This is a short reflection upon one of Britten's best and most misunderstood operas, about which many thousands of words have been written.

We have strong reservations about the apologias (or justifications) included with the newly released DVD of Phyllida Lloyd's TV film - q.v. Gloriana on film.

I have listened (for the first time) to the MacKerras/Barstow version, available currently as CDs 9-10 of Decca's Britten conducts Britten: Opera Vol.2. [sound clips are to be heard at the Decca site, but they are not too easy to navigate...]

Was one of the early difficulties (amongs many, well considered in both packages) that the original production encountered was because 1953 was long before surtitles became available and subsequently ubiquitous (with our urging, amongst others, against widespread resistance) even for opera in English?

Many (most?) who attended the premiere will not have had, or had time to digest, the libretto? This concentrated text is too subtle for many of its points to be grasped first time.

The musical subtleties are explained by Peter Evans witn the admirable 1992 CD, made made nearly forty years after Gloriana's premiere. The booklet has 72 pages (in English) including the libretto in bold, legible type and archive photos of the roster of great singers at the time, with many now famous names in small parts.

One concentrates on the music better without the competing primacy of eye over ear of DVD.

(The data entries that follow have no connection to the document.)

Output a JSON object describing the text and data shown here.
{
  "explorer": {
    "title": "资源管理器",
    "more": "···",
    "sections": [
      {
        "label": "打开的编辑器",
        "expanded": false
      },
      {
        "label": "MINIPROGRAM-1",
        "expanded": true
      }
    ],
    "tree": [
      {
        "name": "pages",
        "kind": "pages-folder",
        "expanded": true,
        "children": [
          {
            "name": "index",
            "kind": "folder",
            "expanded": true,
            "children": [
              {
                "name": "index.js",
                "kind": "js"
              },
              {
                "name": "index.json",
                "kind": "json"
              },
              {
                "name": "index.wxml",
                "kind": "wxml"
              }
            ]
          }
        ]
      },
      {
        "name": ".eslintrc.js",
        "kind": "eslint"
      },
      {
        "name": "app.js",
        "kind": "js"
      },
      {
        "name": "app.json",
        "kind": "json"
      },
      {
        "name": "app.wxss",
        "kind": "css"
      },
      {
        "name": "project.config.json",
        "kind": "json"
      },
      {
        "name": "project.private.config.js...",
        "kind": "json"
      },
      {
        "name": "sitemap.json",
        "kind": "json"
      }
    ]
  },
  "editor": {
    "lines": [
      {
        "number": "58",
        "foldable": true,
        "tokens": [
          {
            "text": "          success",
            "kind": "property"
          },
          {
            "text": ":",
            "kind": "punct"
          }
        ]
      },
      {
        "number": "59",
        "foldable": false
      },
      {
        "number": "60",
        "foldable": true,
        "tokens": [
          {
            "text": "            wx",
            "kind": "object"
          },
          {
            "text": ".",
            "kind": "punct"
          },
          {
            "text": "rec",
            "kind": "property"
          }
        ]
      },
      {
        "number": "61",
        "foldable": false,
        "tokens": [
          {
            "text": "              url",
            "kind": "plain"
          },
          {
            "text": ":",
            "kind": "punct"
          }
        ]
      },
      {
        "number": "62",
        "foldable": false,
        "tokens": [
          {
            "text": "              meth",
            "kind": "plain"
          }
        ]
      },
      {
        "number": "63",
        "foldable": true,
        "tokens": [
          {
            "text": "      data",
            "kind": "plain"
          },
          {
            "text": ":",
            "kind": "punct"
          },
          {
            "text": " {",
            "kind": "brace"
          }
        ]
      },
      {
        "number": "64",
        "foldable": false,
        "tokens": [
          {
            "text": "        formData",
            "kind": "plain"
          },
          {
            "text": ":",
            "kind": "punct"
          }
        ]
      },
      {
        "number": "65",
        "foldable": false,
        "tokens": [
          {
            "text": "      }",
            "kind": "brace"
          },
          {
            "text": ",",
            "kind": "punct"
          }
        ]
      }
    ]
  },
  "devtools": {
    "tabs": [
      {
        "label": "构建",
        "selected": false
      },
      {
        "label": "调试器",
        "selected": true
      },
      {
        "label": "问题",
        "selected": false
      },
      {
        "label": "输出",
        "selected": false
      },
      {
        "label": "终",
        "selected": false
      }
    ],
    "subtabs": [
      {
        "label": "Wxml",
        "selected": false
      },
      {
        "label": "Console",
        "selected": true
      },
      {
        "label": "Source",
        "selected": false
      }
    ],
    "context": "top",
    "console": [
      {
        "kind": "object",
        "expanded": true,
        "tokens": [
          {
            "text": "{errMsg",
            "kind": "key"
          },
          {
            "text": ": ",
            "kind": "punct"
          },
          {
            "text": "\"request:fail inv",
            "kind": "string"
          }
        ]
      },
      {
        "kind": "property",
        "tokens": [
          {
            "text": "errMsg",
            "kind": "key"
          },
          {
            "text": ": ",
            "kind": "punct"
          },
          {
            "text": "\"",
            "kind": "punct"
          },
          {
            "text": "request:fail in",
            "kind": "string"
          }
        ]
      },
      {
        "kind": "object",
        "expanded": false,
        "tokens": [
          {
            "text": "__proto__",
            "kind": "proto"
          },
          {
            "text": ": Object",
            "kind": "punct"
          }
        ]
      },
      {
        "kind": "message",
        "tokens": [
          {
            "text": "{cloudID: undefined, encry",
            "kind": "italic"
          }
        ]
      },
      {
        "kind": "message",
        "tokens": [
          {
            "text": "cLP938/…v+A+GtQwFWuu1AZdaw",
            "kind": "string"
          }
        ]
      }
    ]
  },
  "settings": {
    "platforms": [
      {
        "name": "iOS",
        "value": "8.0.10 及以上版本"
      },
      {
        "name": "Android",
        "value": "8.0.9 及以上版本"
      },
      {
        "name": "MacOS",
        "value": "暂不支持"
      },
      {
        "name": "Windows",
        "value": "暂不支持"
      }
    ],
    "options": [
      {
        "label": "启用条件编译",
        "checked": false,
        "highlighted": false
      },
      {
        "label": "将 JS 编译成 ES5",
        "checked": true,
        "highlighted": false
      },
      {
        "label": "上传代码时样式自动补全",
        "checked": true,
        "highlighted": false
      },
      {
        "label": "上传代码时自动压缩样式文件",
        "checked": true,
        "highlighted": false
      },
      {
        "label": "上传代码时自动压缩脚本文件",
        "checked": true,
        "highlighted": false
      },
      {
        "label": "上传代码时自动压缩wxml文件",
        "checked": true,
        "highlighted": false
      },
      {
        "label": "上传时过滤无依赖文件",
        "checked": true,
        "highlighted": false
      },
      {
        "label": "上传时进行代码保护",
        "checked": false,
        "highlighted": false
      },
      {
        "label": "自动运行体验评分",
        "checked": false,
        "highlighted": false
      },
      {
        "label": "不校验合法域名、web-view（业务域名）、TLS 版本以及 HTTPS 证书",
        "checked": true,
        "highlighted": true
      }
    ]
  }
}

Following with those aids the superb (and superbly engineered) recording of Gloriana deepened my appreciation, especially as listening to it was fortuitously paralleled with enjoying James Shapiro's marvellous book 1599, which sets out (more clearly and readably than any I had come across before) the political intricacies which underlay William Plomer's great libretto. Gloriana takes the world ot the popular, entertaining Donizetti Tudor operas into quite another dimension!

It is wonderful that Josephine Barstow's famous assumption of the role of Elizabeth I has been caught visually too nearly a decade on, and both versions deserve a long shelf life. My recommendation is that the two are complementary and owners of one should not hesitate to acquire the other, but that there is still a place for a DVD of a great future performance in the opera house. These can work well (pace Messrs Lloyd, Randle and Daniel) but they do require an active input from viewers which is different from the fast-food expectations of today's impatient TV viewers. Originally released on the ARGO label, the MacKerras CDs are now available again as part of Decca's Britten Edition.